The third ‘secret’ tool valued by these Westerners is colored spectacles, for which they would rather die than believe in any of China’s military spending figures, no matter how hard China tries to keep its military budget transparent. China joined the UN Standardized Instrument for Reporting Military Expenditures in as early as 2007, and has remained a law-abiding member, as evidenced by its annual reporting of breakdown military spending to the UN. Also, it compiles its annual military budget compiled in line with its State Budget Law and National Defense Law and submits it to the National People’s Congress for review and approval, and report the execution of the previous year’s military spending to the National People’s Congress for examination when the Congress meets in its annual session in the first quarter of the following year. Also, China subjects its military spending to supervision by audit authorities, and publishes a national defense white paper every two years to inform the international community of the absolute and relative figures of its military spending. Still, however, some people would keep looking at China with colored spectacles. No effort by China to defend itself will come of any avail. Submit or suffer under the label of a military threat. There is no other alternative.
Who poses the real threat, anyway? China has never seized a single inch of another country or region’s territory. What it has seen, on the contrary, is its reefs and isles being occupied and its resources being plundered by others. Isn’t it justified to spend more on its military for the sake of keeping its territory intact? Has China ever staged any military exercise off the coast of another country or carried out any close reconnaissance of another country? Isn’t it justified to carry out military exercises on its own land or territorial waters? The international community has been urging China to shoulder greater global responsibilities and offer more public products. Can it fulfill all these obligations without sufficient military spending?
As is known to all, China is a country subject to a great variety of natural disasters. It needs money to deal with emergencies and disasters and provide relief. Also, prices have kept soaring in recent years. Shouldn’t the Chinese army be duly compensated for the inflation? It has been a hard fact that every coin the Chinese army gets is meant for maintenance of peace and prevention of war. What’s wrong with China to add a new weight to the scale of peace by increasing its military spending?
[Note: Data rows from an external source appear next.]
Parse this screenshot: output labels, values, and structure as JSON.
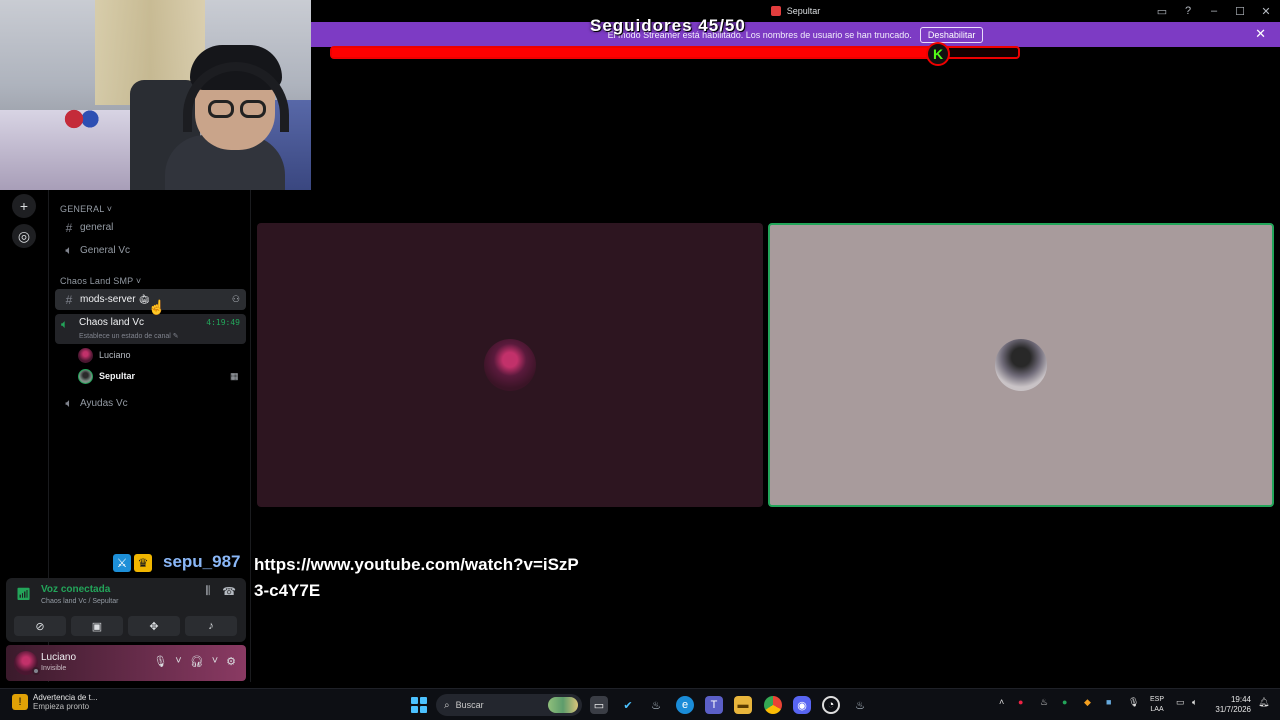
{
  "window": {
    "title": "Sepultar"
  },
  "overlay": {
    "followers_label": "Seguidores 45/50",
    "progress_fraction": 0.9,
    "kick_letter": "K"
  },
  "banner": {
    "text": "El modo Streamer está habilitado. Los nombres de usuario se han truncado.",
    "button": "Deshabilitar"
  },
  "sidebar": {
    "cat_general": "GENERAL",
    "ch_general": "general",
    "ch_general_vc": "General Vc",
    "cat_chaos": "Chaos Land SMP",
    "ch_mods": "mods-server",
    "vc_chaos": {
      "name": "Chaos land Vc",
      "time": "4:19:49",
      "status": "Establece un estado de canal"
    },
    "members": [
      "Luciano",
      "Sepultar"
    ],
    "ch_ayudas": "Ayudas Vc"
  },
  "chat": {
    "user": "sepu_987",
    "message": "https://www.youtube.com/watch?v=iSzP3-c4Y7E"
  },
  "voice": {
    "title": "Voz conectada",
    "subtitle": "Chaos land Vc / Sepultar"
  },
  "user": {
    "name": "Luciano",
    "status": "Invisible"
  },
  "taskbar": {
    "notif_title": "Advertencia de t...",
    "notif_sub": "Empieza pronto",
    "search": "Buscar",
    "lang1": "ESP",
    "lang2": "LAA",
    "time": "19:44",
    "date": "31/7/2026"
  },
  "colors": {
    "accent_green": "#23a55a",
    "banner_purple": "#7d3bc4",
    "progress_red": "#ff0000"
  }
}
Some have alleged that China’s military budget has outgrown its demand for self-defense. Well, let’s look at some figures provided by a military scholar. According to its 6th Census, China had a population of 1.37 billion (excluding Taiwan’s population) by November 1, 2010. The US population, meanwhile, stood at 315 million by 7 o’clock of October 17, 2011, EST. China’s total territory is 9.5967 million square kilometers, as compared to the US territory of 9.629091 million square meters. A calculation based on the 1: 6.4438 middle rate between the US dollar and the Chinese yuan that year, China spent US$68.09 to protect each of its citizens on the average, while the US average was US$2,201.5873. As for their spending earmarked to protect each square kilometer of land, the Chinese figure stood at US$9.720.3671, while the US figures came to US$75,292.673. The big gap tells where real threats will ferment.
To speak the truth, there are only a handle of countries trumpeting the theory about China’s military threat. There is something common between these countries: without crying wolf or naming an imaginary enemy, they will lose the engine driving their development and feel uncomfortable. As a solution, they would look around for find a ‘foe’ or imagine some source of threats. It is precisely against such a backdrop that China has fallen into their prey.
For all the explanations and reasoning by China, these countries simply would not be convinced. Instead, they have chosen to start a wave to foul China’s reputation. Go as they wish, then. China will keep to its own path. Strengthening of its national defense is the established duty of a sovereign country, and does not need to be tailored to the likes or dislikes of any other country. Mountains thrust skyward and rivers flow eastward. You can never change that, can you?
Major General Luo Yuan is Member of the Chinese People’s Political Consultative Conference, Executive Director and Deputy Secretary General of the Chinese Society of Military Science.